Alright, so here's the problem:

Evaluate the triple integral with domain of E of ((x^2)yz) where E lies between the spheres p=2 and p=4 (the greek rho) and above the cone phi=pi/3 and in the first octant.

So I got the limits as, the first is from 0 to pi/3 then the middle is 0 to pi/2 and the inside is 2 to 4. That wasn't much of a problem since it's in spherical coordinates. But now doing the inside. Since you replace the x,y,and z with the spherical values, i come up with p^6(sin(phi)^4)(sin(theta))(cos(theta)^2)(cos(phi) ) then dp dtheta dphi. I can do the integral for p, but doing the rest is confusing me. any help? And sorry it's a mess. I'm not good with the math symbols on here

2. Originally Posted by Centara
Alright, so here's the problem:

Evaluate the triple integral with domain of E of ((x^2)yz) where E lies between the spheres p=2 and p=4 (the greek rho) and above the cone phi=pi/3 and in the first octant.

So I got the limits as, the first is from 0 to pi/3 then the middle is 0 to pi/2 and the inside is 2 to 4. That wasn't much of a problem since it's in spherical coordinates. But now doing the inside. Since you replace the x,y,and z with the spherical values, i come up with p^6(sin(phi)^4)(sin(theta))(cos(theta)^2)(cos(phi) ) then dp dtheta dphi. I can do the integral for p, but doing the rest is confusing me. any help? And sorry it's a mess. I'm not good with the math symbols on here
I didn't check your above work but since your limits are constant we have(by Fubini's theorem)

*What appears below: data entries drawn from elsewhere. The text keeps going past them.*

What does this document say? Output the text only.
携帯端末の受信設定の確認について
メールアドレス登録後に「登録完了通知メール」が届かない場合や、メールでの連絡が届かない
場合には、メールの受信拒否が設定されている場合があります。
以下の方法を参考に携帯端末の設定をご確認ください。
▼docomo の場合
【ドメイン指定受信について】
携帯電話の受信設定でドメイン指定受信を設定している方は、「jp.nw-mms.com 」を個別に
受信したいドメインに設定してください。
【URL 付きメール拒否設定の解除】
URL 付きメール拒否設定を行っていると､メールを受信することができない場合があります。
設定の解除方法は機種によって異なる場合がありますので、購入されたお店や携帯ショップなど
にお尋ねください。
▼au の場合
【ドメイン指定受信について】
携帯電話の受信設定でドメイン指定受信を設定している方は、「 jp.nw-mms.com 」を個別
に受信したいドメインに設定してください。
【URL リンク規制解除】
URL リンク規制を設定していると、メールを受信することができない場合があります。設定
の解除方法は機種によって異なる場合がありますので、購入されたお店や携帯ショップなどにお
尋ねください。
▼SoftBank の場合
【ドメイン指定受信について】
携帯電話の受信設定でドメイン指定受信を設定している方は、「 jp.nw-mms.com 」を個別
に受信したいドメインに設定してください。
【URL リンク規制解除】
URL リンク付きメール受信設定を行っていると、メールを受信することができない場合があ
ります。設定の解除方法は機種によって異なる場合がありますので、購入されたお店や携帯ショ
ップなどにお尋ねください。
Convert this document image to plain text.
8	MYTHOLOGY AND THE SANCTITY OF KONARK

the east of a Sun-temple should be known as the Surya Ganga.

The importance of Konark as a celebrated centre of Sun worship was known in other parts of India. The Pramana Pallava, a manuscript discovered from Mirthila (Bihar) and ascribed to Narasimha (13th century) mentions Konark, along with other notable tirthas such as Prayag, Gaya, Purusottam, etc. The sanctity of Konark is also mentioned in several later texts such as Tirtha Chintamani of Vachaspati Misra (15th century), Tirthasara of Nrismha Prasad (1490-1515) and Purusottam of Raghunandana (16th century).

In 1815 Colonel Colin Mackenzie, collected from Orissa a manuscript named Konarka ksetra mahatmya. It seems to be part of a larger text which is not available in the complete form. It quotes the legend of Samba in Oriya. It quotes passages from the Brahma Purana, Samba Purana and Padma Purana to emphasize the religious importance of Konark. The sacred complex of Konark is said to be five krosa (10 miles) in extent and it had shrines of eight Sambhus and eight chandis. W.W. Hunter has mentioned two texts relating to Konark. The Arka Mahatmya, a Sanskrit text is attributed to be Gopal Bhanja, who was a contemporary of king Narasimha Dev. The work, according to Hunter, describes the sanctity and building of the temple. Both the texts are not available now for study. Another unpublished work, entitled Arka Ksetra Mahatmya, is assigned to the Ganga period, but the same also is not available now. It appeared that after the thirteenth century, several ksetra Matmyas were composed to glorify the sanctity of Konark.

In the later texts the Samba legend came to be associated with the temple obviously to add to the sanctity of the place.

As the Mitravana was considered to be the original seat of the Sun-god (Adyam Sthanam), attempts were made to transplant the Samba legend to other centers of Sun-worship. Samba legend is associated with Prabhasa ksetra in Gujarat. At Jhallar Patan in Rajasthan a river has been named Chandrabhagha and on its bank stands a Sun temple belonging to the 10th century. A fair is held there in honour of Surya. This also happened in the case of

$\displaystyle \iiint \rho^6\sin^4(\phi)\cos(\phi) \sin(\theta) \cos^2(\theta) dV=$

$\displaystyle \left( \int\rho^6d\rho \right)\left( \int \sin^4(\phi)\cos(\phi)d\phi\right)\left( \int \sin(\theta) \cos^2(\theta)d \theta \right)$

each of these can be knocked out with a u sub.

Good luck.

3. Sweet, totally didn't think of that! Thanks for the help!